Here, Cindy is holding hands with Tricia and it is strange to see because Cindy was my friend first and yet, she doesn’t seem to be bothered by holding hands with a girl. Nor, was she bothered when Tricia turned and spoke directly in her face. It was my belief that people just shouldn’t do that and yet, I was helpless to make them stop. A reprimand on such an issue would have committed me to an inescapable opinion that would set up a conflict between myself and the other three popular girls, three to one, and I had no desire to be on the outside. I had ideas that I needed that position, that if I hung in there, one day, my name would come first. Although I clearly had thoughts and opinions I did not reveal, I felt that I had to do one silly thing so I would not be rejected and could fit into the popular picture. I said, “Boolahbuster! Boolahbuster!” and then I squatted down and made a frog noise. This kept me in for a good two weeks without holding hands.
OCTOBER 12, 1967
We were sailing along on the Pinta, the Nina and the Santa Marie. This is little Andy sitting in the bathtub.

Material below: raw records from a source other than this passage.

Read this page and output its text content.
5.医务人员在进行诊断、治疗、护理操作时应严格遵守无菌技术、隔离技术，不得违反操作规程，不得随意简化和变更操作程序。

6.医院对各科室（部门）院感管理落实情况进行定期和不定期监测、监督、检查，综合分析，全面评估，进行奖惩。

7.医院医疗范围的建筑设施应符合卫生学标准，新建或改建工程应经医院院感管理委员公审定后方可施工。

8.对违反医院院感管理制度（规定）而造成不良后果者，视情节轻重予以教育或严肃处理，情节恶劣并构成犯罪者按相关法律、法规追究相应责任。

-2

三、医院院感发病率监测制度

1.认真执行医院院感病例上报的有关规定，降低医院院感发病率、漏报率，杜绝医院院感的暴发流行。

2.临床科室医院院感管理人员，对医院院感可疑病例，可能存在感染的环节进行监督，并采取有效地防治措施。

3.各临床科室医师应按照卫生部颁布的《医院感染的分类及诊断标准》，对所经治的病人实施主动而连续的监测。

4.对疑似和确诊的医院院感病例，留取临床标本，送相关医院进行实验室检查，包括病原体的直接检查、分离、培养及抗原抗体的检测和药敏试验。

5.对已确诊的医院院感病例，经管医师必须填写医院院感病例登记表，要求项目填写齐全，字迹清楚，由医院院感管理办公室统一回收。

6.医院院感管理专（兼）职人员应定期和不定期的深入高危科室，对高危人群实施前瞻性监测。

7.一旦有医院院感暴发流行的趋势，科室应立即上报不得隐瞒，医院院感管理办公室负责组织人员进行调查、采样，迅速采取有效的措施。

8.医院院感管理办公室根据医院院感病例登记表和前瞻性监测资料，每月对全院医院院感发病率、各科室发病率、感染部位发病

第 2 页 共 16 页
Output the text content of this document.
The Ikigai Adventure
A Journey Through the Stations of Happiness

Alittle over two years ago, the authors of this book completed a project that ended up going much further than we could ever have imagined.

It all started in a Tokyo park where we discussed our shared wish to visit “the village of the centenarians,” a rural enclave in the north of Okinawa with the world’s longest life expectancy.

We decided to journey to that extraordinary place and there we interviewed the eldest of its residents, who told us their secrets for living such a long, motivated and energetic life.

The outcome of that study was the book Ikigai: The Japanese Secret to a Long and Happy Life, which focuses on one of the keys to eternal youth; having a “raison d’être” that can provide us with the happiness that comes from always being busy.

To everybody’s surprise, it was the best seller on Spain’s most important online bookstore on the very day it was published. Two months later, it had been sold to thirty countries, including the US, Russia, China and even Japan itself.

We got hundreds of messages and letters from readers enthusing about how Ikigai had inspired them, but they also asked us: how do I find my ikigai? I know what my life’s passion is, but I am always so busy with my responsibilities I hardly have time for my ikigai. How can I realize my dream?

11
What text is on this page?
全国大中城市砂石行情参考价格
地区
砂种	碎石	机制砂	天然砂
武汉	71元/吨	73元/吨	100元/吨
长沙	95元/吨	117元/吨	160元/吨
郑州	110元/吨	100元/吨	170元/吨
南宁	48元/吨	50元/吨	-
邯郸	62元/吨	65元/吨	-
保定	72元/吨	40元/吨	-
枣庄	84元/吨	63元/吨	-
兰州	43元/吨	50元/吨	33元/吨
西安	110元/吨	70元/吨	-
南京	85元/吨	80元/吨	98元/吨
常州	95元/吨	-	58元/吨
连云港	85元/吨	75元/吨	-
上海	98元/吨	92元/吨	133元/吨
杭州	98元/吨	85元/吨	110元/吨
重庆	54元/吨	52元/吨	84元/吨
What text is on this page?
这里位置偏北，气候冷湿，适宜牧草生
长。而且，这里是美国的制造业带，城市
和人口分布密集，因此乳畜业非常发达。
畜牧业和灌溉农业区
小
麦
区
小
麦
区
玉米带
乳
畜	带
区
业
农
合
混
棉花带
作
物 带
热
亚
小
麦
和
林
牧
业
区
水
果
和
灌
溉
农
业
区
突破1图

He is surrounded by little plastic boats and stretched and tattered Huzzy whom he loves (in a way that I never did). On this very sacred day, Andy chose to play with himself (if you know what I mean) more than he played with the boats and I was quite distressed by this. Bobby saw a great deal of humor in the situation and Mama passed it off as a normal response. They did not see that little Ralph Craig glint in Andy’s three-year-old eyes as I did. I thought that Mama should possibly beat him but she didn’t and I had to console myself with the thought that after me, there was very little sense left for Andy to receive, sort of like, “where were you when they passed out the brains?” Of course, now I realize that that is not ho
w it works and that Andy is quite intelligent in his little assy way. He was merely into blatant exposure while his sister was discreet, tactful, mysterious and sneaky.
JUNE 18, 1968
I am getting ready to go to Moon Lake with Tricia. She is wearing a hot pink two piece that shows her navel, an “inny.” The rest of us are wearing one pieces with skirts around the ass. Lisa has a look of discomfort on her thin bird face because she has (just three hours before) started her period for the first time. She is very early, but I learn in the future that Lisa is early in whatever she does. She is the first person that I know of (in my age group) that has one and she will tell us all about it at the lake after we have all been swimming and she hasn’t. Tricia will act like she knows all about it and Cindy will ask lots of questions. I will not say anything as I usually don’t when I am perplexed. Lisa’s descriptions will so link periods to tidal waves that I will spend the next two years of my life in constant fear even though my mother will try to soothe my prepubescent worries.
AUGUST 10, 1968
Here I am with Jeff Johnson. We are getting ready to ride our bikes up to the Quick Stop to get a can of boiled peanuts and two strawberry Icees. Bobby is the smart ass that takes the picture as a subtle way to give me hell for having a boyfriend. I don’t really but Bobby won’t listen to good sense so I make a face and Jeff just smiles this real nice smile that Bobby will call a sissy smile when the pictures come back long after Jeff is gone.